To evaluate changes in bone mineral density (BMD) over time and analyze determinants of fracture risk in adults with osteogenesis imperfecta (OI), highlighting the clinical significance of these factors.
Key Findings:
Baseline BMD was low at the lumbar spine (mean Z-score −2.3), particularly in men (mean Z-score −3), indicating a significant risk factor for fractures.
No significant changes in BMD were observed over a median follow-up of 5.1 years, suggesting stability in BMD levels.

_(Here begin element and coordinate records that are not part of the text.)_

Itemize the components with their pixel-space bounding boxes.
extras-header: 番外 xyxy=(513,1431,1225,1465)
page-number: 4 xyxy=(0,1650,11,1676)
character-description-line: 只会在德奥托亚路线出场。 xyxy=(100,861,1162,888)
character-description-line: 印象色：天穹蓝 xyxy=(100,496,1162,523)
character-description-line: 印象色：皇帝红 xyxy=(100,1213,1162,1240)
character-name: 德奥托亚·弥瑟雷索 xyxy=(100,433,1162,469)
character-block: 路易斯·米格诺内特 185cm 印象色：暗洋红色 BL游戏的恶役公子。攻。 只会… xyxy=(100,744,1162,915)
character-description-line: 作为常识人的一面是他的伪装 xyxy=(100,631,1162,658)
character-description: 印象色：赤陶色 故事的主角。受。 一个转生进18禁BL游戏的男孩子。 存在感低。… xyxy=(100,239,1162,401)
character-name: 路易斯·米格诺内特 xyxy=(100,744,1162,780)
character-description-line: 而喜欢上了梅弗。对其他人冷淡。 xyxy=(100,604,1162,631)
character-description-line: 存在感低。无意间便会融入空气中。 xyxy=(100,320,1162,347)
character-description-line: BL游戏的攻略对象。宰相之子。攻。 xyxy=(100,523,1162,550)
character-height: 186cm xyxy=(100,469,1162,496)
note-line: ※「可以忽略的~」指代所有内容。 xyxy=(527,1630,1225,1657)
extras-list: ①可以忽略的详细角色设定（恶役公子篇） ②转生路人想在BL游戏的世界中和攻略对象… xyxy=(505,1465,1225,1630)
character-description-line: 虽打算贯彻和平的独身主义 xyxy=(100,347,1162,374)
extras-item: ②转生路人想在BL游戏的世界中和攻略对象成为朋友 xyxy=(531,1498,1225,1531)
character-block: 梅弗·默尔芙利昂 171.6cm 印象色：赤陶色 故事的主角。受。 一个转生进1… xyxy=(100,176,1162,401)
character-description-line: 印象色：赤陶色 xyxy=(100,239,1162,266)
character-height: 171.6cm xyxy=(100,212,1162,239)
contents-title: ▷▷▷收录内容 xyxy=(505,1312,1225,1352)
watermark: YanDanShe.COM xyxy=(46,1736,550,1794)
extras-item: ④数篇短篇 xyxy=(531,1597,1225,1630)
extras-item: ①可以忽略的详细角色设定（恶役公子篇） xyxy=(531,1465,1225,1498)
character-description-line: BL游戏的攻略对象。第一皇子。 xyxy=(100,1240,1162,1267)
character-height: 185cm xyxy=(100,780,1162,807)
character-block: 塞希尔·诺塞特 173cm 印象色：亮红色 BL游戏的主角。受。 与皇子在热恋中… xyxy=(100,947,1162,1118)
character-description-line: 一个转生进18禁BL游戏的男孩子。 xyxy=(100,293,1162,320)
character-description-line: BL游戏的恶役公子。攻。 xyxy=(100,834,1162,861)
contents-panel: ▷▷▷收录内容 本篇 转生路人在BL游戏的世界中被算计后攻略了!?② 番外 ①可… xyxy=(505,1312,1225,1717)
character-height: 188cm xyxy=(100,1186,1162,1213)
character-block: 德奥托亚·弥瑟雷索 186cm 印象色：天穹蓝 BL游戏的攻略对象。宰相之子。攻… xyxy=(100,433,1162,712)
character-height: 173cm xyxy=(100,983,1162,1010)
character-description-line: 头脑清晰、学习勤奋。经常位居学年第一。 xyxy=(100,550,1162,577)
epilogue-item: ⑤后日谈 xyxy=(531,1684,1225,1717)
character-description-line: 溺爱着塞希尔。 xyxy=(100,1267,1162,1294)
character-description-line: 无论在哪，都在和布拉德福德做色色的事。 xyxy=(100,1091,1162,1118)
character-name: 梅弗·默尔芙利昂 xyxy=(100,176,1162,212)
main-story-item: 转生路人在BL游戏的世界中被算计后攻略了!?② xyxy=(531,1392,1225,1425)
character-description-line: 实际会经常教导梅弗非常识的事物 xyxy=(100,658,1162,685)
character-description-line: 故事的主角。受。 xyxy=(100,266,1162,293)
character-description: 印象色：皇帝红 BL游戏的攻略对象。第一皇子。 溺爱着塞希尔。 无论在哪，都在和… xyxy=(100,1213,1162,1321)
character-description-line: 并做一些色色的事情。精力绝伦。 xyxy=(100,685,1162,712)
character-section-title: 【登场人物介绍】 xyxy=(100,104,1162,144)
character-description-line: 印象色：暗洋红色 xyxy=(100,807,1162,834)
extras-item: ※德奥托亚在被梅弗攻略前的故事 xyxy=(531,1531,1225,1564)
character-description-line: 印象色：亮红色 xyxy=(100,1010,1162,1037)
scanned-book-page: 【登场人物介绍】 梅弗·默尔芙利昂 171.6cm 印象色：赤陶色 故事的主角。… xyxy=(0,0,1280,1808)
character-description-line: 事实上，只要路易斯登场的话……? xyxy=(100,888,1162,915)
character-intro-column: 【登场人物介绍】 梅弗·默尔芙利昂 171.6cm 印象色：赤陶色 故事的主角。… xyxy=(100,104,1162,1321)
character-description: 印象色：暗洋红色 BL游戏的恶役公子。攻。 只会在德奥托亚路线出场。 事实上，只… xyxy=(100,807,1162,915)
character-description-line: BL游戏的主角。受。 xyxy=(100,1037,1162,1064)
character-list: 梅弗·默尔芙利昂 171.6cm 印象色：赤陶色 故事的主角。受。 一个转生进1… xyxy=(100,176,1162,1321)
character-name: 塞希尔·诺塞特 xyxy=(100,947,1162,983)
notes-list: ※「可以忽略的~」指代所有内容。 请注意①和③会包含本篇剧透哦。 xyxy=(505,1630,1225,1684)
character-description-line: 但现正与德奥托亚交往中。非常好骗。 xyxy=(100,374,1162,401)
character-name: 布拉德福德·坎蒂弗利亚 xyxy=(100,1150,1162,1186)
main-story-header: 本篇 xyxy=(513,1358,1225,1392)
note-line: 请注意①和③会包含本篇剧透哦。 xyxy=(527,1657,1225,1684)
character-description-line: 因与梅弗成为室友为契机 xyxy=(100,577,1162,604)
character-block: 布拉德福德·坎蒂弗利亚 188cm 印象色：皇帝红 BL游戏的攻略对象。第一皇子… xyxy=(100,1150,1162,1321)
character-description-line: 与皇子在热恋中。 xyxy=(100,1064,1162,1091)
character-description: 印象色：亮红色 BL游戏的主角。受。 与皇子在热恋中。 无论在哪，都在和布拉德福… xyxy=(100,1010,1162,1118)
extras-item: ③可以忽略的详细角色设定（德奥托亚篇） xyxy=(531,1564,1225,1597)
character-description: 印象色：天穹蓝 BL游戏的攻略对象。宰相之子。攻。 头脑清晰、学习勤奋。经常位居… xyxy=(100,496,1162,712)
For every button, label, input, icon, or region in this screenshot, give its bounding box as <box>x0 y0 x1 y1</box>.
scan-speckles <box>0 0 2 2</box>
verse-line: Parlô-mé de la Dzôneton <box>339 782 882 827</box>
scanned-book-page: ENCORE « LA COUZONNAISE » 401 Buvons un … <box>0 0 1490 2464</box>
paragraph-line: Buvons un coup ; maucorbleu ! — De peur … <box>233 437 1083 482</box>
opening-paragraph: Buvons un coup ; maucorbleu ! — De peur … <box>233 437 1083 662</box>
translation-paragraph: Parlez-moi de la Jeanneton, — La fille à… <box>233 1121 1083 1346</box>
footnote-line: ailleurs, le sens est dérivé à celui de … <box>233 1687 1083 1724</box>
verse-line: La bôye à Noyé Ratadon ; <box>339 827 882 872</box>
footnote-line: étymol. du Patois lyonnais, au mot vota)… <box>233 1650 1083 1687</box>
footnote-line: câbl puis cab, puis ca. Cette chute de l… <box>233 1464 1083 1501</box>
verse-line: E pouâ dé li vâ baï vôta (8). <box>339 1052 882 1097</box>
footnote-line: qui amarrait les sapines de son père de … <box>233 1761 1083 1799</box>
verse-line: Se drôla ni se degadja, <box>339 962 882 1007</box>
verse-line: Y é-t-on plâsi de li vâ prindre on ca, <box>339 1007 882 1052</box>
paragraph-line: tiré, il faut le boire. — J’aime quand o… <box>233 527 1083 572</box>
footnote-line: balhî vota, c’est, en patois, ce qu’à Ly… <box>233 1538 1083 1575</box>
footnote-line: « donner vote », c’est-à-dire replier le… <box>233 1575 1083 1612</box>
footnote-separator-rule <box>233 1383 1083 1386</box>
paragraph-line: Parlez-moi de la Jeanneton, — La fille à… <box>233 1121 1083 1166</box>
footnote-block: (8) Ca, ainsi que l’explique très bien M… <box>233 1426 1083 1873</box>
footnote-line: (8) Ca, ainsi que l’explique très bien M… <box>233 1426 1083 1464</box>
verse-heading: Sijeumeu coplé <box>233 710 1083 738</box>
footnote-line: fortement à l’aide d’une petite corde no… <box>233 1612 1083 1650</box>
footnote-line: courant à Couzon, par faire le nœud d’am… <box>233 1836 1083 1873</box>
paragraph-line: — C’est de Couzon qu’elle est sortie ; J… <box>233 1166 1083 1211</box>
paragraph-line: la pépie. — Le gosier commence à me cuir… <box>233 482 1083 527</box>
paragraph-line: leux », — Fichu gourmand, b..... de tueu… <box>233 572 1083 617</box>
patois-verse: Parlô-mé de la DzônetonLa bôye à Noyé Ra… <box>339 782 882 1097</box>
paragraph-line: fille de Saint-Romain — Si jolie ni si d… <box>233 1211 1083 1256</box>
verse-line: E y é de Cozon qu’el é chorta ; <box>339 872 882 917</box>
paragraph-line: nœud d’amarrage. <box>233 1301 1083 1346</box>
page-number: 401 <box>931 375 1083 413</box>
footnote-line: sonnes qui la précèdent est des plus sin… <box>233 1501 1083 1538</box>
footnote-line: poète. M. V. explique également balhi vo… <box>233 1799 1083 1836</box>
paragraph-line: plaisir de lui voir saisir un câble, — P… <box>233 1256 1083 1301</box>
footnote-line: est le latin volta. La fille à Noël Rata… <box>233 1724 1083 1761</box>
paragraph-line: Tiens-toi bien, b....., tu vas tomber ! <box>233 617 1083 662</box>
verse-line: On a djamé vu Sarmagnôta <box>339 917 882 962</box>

Fracture risk was significantly higher with baseline BMD Z-score <−2 SD (odds ratio 4.38) and with specific COL1 gene variants (odds ratio 29.8), indicating a strong genetic component.
Interpretation:
Low BMD at the lumbar spine is prevalent in adults with OI, but it does not change significantly over time. Fracture risk is closely linked to both low BMD and specific genetic mutations, underscoring the need for tailored clinical approaches.
Limitations:
Limited sample size and potential bias due to exclusion of individuals with severe deformities may affect the generalizability of the findings.
BMD may not be a reliable marker of fracture risk in OI compared to other populations, necessitating further investigation.
Conclusion:
The study highlights the importance of genetic factors and baseline BMD in assessing fracture risk in adults with OI, suggesting that both should be considered in future treatment strategies, with a call for further research.